Technical Bias: Bearish
- Canadian Dollar remained under pressure against most majors including the Japanese Yen.
- In Japan, the Nomura/JMMA Manufacturing PMI posted a disappointing reading and came in at 51.9.
- Nomura/JMMA Manufacturing PMI missed the forecast, but it was higher compared with the last reading.
- CADJPY cleared an important support trend line and remained under the bearish pressure.
The CADJPY pair faced a lot of selling pressure lately, which ignited a downside move. There was a major bullish trend line on the 4-hours chart, which was breached to open the doors for more gains in the near term. The pair is now way below the 100 and 200 simple moving averages (SMA), which means more losses are possible.
If the pair corrects higher from the current levels, then it might face resistance around the 23.6% Fib retracement level of the last drop from 95.39-93.72.
A break below the last low of 93.72 might be take the pair towards the next swing area of 93.50.
Japanese Nomura/JMMA Manufacturing PMI
Earlier during the Asian session, the Japanese Nomura/JMMA Manufacturing PMI, which gives an early snapshot of the health of manufacturing sector and considered as a significant indicator of business conditions and the overall economic condition in Japan was published. The forecast was lined up for a rise from 51.2 to 52.1 in August 2015. However, the outcome missed the mark, as it came in at 51.9, but we cannot deny the fact that it was still on the higher side.

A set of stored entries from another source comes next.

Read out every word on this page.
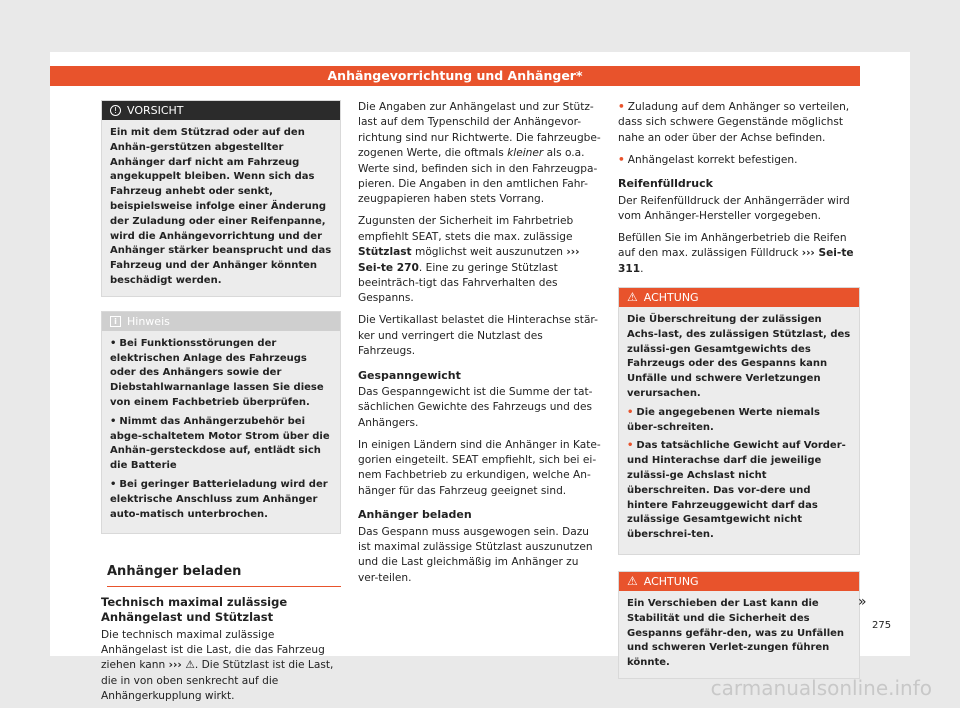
Anhängevorrichtung und Anhänger*
! VORSICHT
Ein mit dem Stützrad oder auf den Anhän-gerstützen abgestellter Anhänger darf nicht am Fahrzeug angekuppelt bleiben. Wenn sich das Fahrzeug anhebt oder senkt, beispielsweise infolge einer Änderung der Zuladung oder einer Reifenpanne, wird die Anhängevorrichtung und der Anhänger stärker beansprucht und das Fahrzeug und der Anhänger könnten beschädigt werden.
i Hinweis

• Bei Funktionsstörungen der elektrischen Anlage des Fahrzeugs oder des Anhängers sowie der Diebstahlwarnanlage lassen Sie diese von einem Fachbetrieb überprüfen.

• Nimmt das Anhängerzubehör bei abge-schaltetem Motor Strom über die Anhän-gersteckdose auf, entlädt sich die Batterie

• Bei geringer Batterieladung wird der elektrische Anschluss zum Anhänger auto-matisch unterbrochen.

Anhänger beladen
Technisch maximal zulässige Anhängelast und Stützlast

Die technisch maximal zulässige Anhängelast ist die Last, die das Fahrzeug ziehen kann ››› ⚠. Die Stützlast ist die Last, die in von oben senkrecht auf die Anhängerkupplung wirkt.

Die Angaben zur Anhängelast und zur Stütz-last auf dem Typenschild der Anhängevor-richtung sind nur Richtwerte. Die fahrzeugbe-zogenen Werte, die oftmals kleiner als o.a. Werte sind, befinden sich in den Fahrzeugpa-pieren. Die Angaben in den amtlichen Fahr-zeugpapieren haben stets Vorrang.

Zugunsten der Sicherheit im Fahrbetrieb empfiehlt SEAT, stets die max. zulässige Stützlast möglichst weit auszunutzen ››› Sei-te 270. Eine zu geringe Stützlast beeinträch-tigt das Fahrverhalten des Gespanns.

Die Vertikallast belastet die Hinterachse stär-ker und verringert die Nutzlast des Fahrzeugs.

Gespanngewicht

Das Gespanngewicht ist die Summe der tat-sächlichen Gewichte des Fahrzeugs und des Anhängers.

In einigen Ländern sind die Anhänger in Kate-gorien eingeteilt. SEAT empfiehlt, sich bei ei-nem Fachbetrieb zu erkundigen, welche An-hänger für das Fahrzeug geeignet sind.

Anhänger beladen

Das Gespann muss ausgewogen sein. Dazu ist maximal zulässige Stützlast auszunutzen und die Last gleichmäßig im Anhänger zu ver-teilen.

• Zuladung auf dem Anhänger so verteilen, dass sich schwere Gegenstände möglichst nahe an oder über der Achse befinden.

• Anhängelast korrekt befestigen.

Reifenfülldruck

Der Reifenfülldruck der Anhängerräder wird vom Anhänger-Hersteller vorgegeben.

Befüllen Sie im Anhängerbetrieb die Reifen auf den max. zulässigen Fülldruck ››› Sei-te 311.

⚠ ACHTUNG

Die Überschreitung der zulässigen Achs-last, des zulässigen Stützlast, des zulässi-gen Gesamtgewichts des Fahrzeugs oder des Gespanns kann Unfälle und schwere Verletzungen verursachen.

• Die angegebenen Werte niemals über-schreiten.

• Das tatsächliche Gewicht auf Vorder-und Hinterachse darf die jeweilige zulässi-ge Achslast nicht überschreiten. Das vor-dere und hintere Fahrzeuggewicht darf das zulässige Gesamtgewicht nicht überschrei-ten.

⚠ ACHTUNG
Ein Verschieben der Last kann die Stabilität und die Sicherheit des Gespanns gefähr-den, was zu Unfällen und schweren Verlet-zungen führen könnte.
»
275
carmanualsonline.info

Commenting on the report, an economist at Markit, Amy Brownbill, stated “Latest survey data indicated a further improvement in operating conditions in the Japanese manufacturing sector. New order growth accelerated to the second fastest this year so far, while production increased at a similar pace to July’s five-month record”.
We can attempt a sell trade if the CADJPY corrects higher in three waves towards the 94.00 resistance area.